(Bloomberg) -- Investors had long waited to see where Glencore Plc’s serial dealmaker Ivan Glasenberg would turn his firepower next. The answer was revealed on Thursday: Glencore’s own battered shares.
The company will spend up to $1 billion buying back its own shares before the end of the year. The announcement came two days after a plunge in Glencore shares, sparked by news that the U.S. is investigating the company’s dealings in Africa and South America. Analysts said the buyback plan made major acquisitions by Glencore less likely in the near future.
The buyback will "reinforce the view that Glencore is likely to focus on investor returns" over M&A, according to analysts at Goldman Sachs Group Inc. Credit Suisse Group AG analysts highlighted that the buyback would bring the company’s net debt level closer to a self-imposed ceiling of $16 billion, "which should diminish the likelihood of any major M&A activity” in the next six months.
While Glencore rebounded 3 percent to 329.05 pence on Thursday, the stock is still down almost 20 percent this year.

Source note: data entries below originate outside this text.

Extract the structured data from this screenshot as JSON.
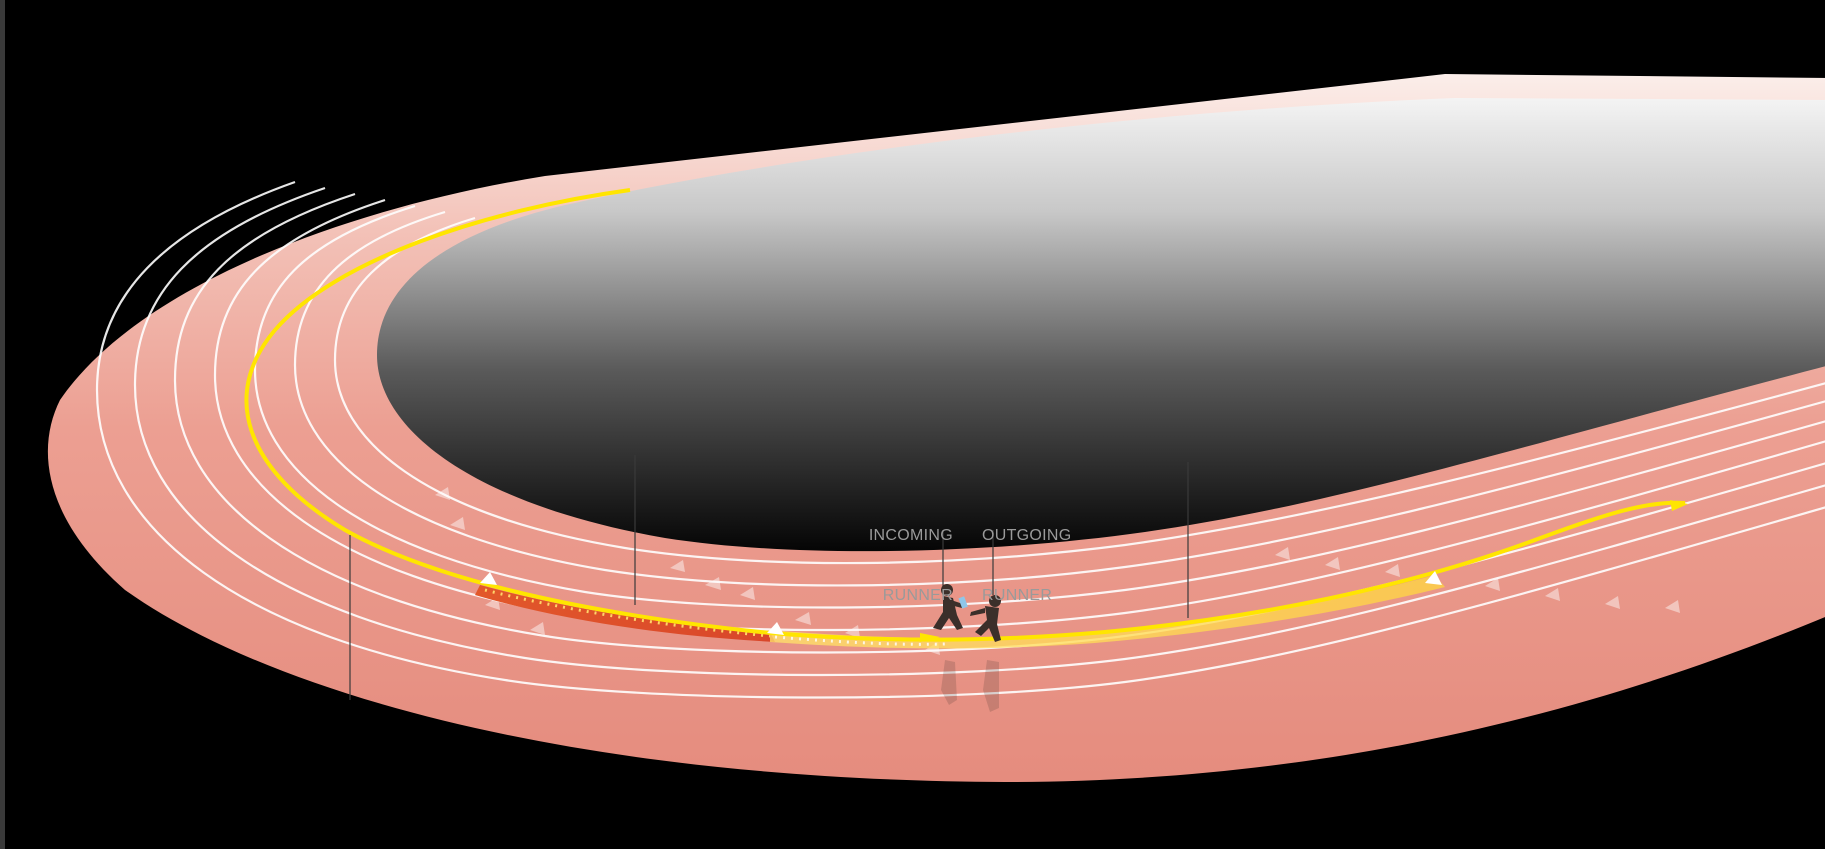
{
  "labels": {
    "incoming": {
      "line1": "INCOMING",
      "line2": "RUNNER"
    },
    "outgoing": {
      "line1": "OUTGOING",
      "line2": "RUNNER"
    }
  },
  "colors": {
    "background": "#000000",
    "track": "#e8978a",
    "track_inner": "#f2b3a6",
    "lane_lines": "#ffffff",
    "path": "#ffe500",
    "exchange_zone": "#e8622a",
    "runner": "#3a2e2a",
    "baton": "#8fc6e8"
  },
  "icons": [
    "track-icon",
    "runner-icon",
    "runner-icon",
    "baton-icon",
    "arrow-icon"
  ]
}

To be sure, it’s impossible to rule out M&A from Glencore, one of the most active dealmakers in the natural resources industry. In February, Glasenberg highlighted the company’s appetite for acquisitions and substantial cash flow after the rally in commodity prices.
Still, the U.S. investigation relating to possible corruption and money laundering and the new buyback strategy are likely to persuade investors that acquisitions aren’t the focus for Glencore’s management.
That may be unwelcome news for shareholders of Bunge Ltd., which has been seen as a likely target after Glencore made an informal approach last year. Bunge shares dropped to a six-month low this week.